A first-principle assisted framework for designing high elastocaloric Ni–Mn-based magnetic shape memory alloy

Abstract

• An efficient first-principle-based computational method to predict ΔV/V 0 is proposed • The substitution of Ga for In is beneficial to increase ΔV/V 0 and ∆S vib • The substitution of Cu for Mn is beneficial to reduce ∆M and ∆S mag • A large transformation entropy change is obtained of the proposed alloy • The studied alloy exhibits excellent elastocaloric properties at room temperature A large adiabatic temperature change (∆ T ad ) is a prerequisite for the application of elastocaloric refrigeration. Theoretically, a large volume change ratio ( ∆V/V 0 ) during martensitic transformation is favorable to enhance ∆ T ad . However, the design or prediction of ∆V/V 0 in experiments is a complex task because the structure of martensite changes simultaneously when the lattice parameter of austenite is tuned by modifying chemical composition.
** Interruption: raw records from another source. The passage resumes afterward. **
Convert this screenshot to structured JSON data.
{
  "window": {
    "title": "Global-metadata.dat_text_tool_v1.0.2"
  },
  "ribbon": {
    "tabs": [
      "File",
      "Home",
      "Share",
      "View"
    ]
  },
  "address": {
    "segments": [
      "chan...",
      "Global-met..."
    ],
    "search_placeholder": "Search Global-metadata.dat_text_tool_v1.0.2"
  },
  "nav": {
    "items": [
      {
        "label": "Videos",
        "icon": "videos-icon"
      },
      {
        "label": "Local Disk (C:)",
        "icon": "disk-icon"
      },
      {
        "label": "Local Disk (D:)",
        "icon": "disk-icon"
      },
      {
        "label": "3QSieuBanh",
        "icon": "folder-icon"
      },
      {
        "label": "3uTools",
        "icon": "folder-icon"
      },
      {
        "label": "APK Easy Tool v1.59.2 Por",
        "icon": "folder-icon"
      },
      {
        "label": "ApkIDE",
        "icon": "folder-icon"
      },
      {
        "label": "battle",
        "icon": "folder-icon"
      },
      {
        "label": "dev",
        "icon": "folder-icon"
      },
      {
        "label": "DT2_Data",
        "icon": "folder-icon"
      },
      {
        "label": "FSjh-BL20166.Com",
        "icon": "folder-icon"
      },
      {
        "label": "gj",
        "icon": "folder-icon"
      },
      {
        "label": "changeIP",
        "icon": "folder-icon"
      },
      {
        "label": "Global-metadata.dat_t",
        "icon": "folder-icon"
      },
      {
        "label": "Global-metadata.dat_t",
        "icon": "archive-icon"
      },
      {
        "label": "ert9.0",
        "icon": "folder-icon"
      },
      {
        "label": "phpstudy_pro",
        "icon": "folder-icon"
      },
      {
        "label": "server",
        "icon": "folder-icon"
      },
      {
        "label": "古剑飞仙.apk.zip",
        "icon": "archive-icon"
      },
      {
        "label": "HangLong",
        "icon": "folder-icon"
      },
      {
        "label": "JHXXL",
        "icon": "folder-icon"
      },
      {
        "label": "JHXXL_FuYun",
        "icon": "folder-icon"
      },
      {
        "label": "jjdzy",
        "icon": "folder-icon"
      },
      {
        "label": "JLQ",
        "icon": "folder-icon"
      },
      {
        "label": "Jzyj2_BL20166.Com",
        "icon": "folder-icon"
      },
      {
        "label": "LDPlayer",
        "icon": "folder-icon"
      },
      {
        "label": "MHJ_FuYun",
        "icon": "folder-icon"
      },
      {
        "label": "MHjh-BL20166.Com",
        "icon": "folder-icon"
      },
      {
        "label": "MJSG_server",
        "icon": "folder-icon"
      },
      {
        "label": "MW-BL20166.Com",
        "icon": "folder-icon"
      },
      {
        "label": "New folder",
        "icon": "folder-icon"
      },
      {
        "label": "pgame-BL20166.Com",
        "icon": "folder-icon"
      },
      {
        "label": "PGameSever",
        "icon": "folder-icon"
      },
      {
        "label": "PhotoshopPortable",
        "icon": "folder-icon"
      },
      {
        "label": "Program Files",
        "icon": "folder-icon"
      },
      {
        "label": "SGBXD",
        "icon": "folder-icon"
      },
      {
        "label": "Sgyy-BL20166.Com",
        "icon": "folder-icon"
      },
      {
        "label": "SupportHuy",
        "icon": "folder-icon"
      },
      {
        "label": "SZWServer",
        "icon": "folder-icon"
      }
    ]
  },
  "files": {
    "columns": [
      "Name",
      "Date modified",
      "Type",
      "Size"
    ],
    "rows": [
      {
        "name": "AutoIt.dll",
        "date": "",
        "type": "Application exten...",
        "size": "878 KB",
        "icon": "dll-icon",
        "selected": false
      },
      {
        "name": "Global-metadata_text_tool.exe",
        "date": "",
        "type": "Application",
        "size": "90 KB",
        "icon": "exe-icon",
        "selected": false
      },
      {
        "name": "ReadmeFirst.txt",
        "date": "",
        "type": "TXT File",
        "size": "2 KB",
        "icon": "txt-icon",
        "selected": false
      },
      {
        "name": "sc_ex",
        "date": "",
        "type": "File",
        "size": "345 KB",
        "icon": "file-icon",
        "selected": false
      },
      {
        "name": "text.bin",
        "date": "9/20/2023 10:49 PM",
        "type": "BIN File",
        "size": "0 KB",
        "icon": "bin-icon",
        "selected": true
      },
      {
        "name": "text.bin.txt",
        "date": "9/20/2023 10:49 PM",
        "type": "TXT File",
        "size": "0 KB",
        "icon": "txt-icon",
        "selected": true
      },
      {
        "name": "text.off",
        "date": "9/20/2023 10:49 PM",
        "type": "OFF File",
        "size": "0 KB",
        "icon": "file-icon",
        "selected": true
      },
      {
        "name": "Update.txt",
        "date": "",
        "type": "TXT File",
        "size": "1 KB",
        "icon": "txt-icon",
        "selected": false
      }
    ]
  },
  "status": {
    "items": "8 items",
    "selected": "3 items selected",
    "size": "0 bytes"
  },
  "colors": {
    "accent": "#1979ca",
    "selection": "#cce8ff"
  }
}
So far, the solid strategy to tailor ∆V/V 0 is still urgently desirable. In this work, a first-principles-based method was proposed to estimate ΔV/V 0 for Ni–Mn-based alloys. With this method, the substitution of Ga for In is found to be an effective method to increase the value of ΔV/V 0 for Ni–Mn–In alloys. Combined with the strategies of reducing the negative contribution of magnetic entropy change (via the substitution of Cu for Mn) and introducing strong crystallographic texture (through directional solidification), an outstanding elastocaloric prototype alloy of Ni 50 (Mn 28.5 Cu 4.5 )(In 14 Ga 3 ) was fabricated experimentally. At room temperature, a huge ∆ T ad of -19 K and a large specific adiabatic temperature change of 67.8 K/GPa are obtained. The proposed first-principle-assisted framework opens up the possibility of efficiently tailoring ∆V/V 0 to promote the design of advanced elastocaloric refrigerants.